髪をセットしにレキシのところに出かけた。いつもしていることで、私のルーティンの一部となっていることだった。レキシは、私の異変を感じ取った。そして私は全部包み隠さず彼女に話した。牧師、バーテン、そして美容師。この人たちは、人の話を聞いてくれる。レキシはとても同情してくれた。とても現実とは思われないような出来事が連鎖し、悲劇的な結果になってしまったのね、と。私があのような暴行を受けたことに激しく嫌悪してくれたし、私が、ダニーを失ったことは別として、事件のショックにもめげずに生活を続けていることを、わが事のように喜んでくれた。ただ、ダニーの件についてのレキシの反応は、私が思っていたのとは少し違った。確かに、私に同情はしてくれたが、どことなく、ダニーが失踪したという知らせは、彼女にとって、まったくの驚きというわけではなさそうに思えた。

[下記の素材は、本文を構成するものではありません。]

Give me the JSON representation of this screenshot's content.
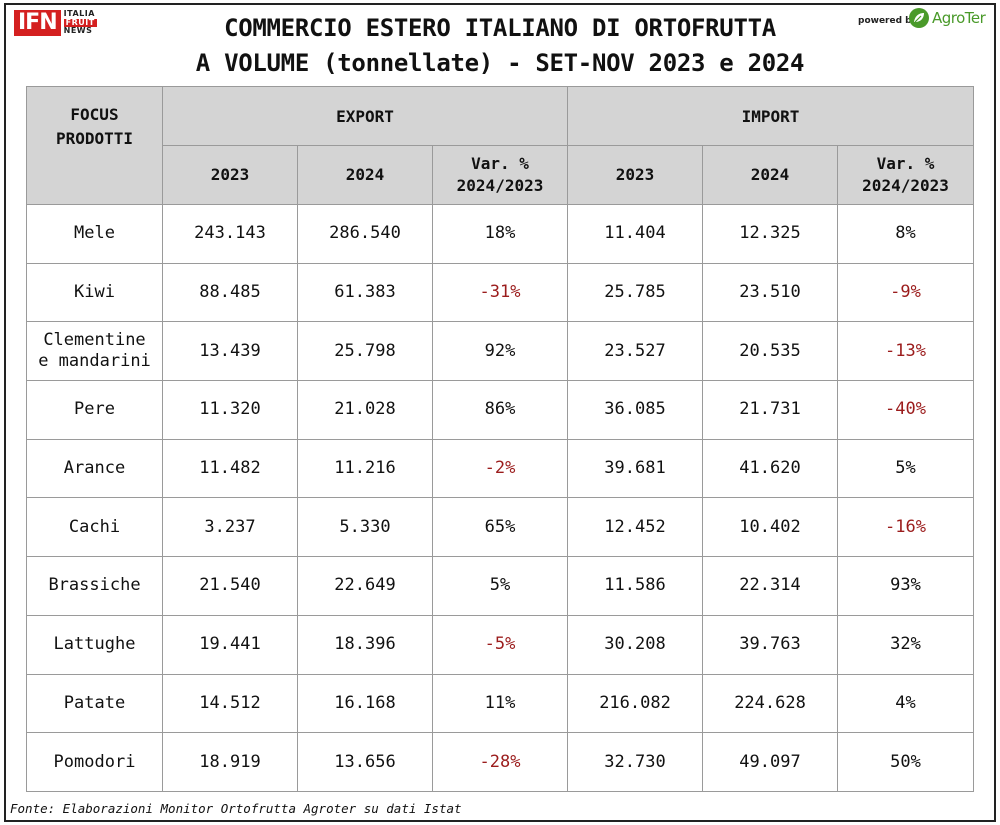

ヘアセットを終え、椅子から立ち上がったとき、偶然、セリーヌの姿が見えた。彼女が私を見かけたのと、ちょうど同時だった。ハッと息を飲むほど美しい、あのアフリカ系の彼女は、私を見るや、針を刺されたかのように、ぷいっと私から目を背けたのだった。

でも、その時のセリーヌの眼差しは、ほんの一瞬ではあったが、多くのことを語っていた。もし、セリーヌが目からナイフを撃ち出せたとしたら、私はその場でめった裂きにされて死んでいたことだろう。私は、注意深くセリーヌの持ち場に進んだ。恐らく、悲しい対話が待ち構えているだろうと、でも、その対話はしておかなければならないものだと思った。それに備えて、心を鋼で武装しながら、進んだ。

「私に話しかけないで!」

セリーヌは、取るに足らない仕事を忙しそうにしつつ、きつい口調で言った。

「あなたなんかと話したくないわ!」

「どうしても話しなくちゃいけないの・・・私たちのどちらかが、お話したくなくても、しなくちゃいけないの。私は、ダニーが無事だと、どうしても知りたいの」

セリーヌが、急に振り返って、私と面と向かった。瞳にも声にも、冷たい怒りが満ちていた。

「いいこと? ダニエルはあなたにあんなに尽くしたのに、あなたはあんなことをしたのよ。なのに、のこのこ私の前に来て、彼女が無事か、などと訊いている。彼女が無事なわけないじゃないの。ダニエルは、永遠に、無事の状態には戻れないわ。あなたのせいで。彼女は、私のことはまだ信頼してくれていると思うわ。でも、彼女が誰か他の人に喜んで感情をゆだねるとしたら、今は、私を信頼することしかできないでしょうね。今ここで、私が、あなたの不潔なお尻を蹴っ飛ばさないのは、私がアレクシスを尊敬しているから、ということだけは心得て頂戴!」

私は、暴行事件についてレキシに話したことを繰り返した。それに、警察が、ダニーは危険な状態にいると考えている理由についても話した。

「私は間違いを犯したわ。だけれど、ダニエルに危害が及ぶことだけはどうしても避けたいの」

セリーヌは、一瞬、うんざりした顔で私を見た。ほとんど知覚できないほどだが、顔が和らいだように見えた。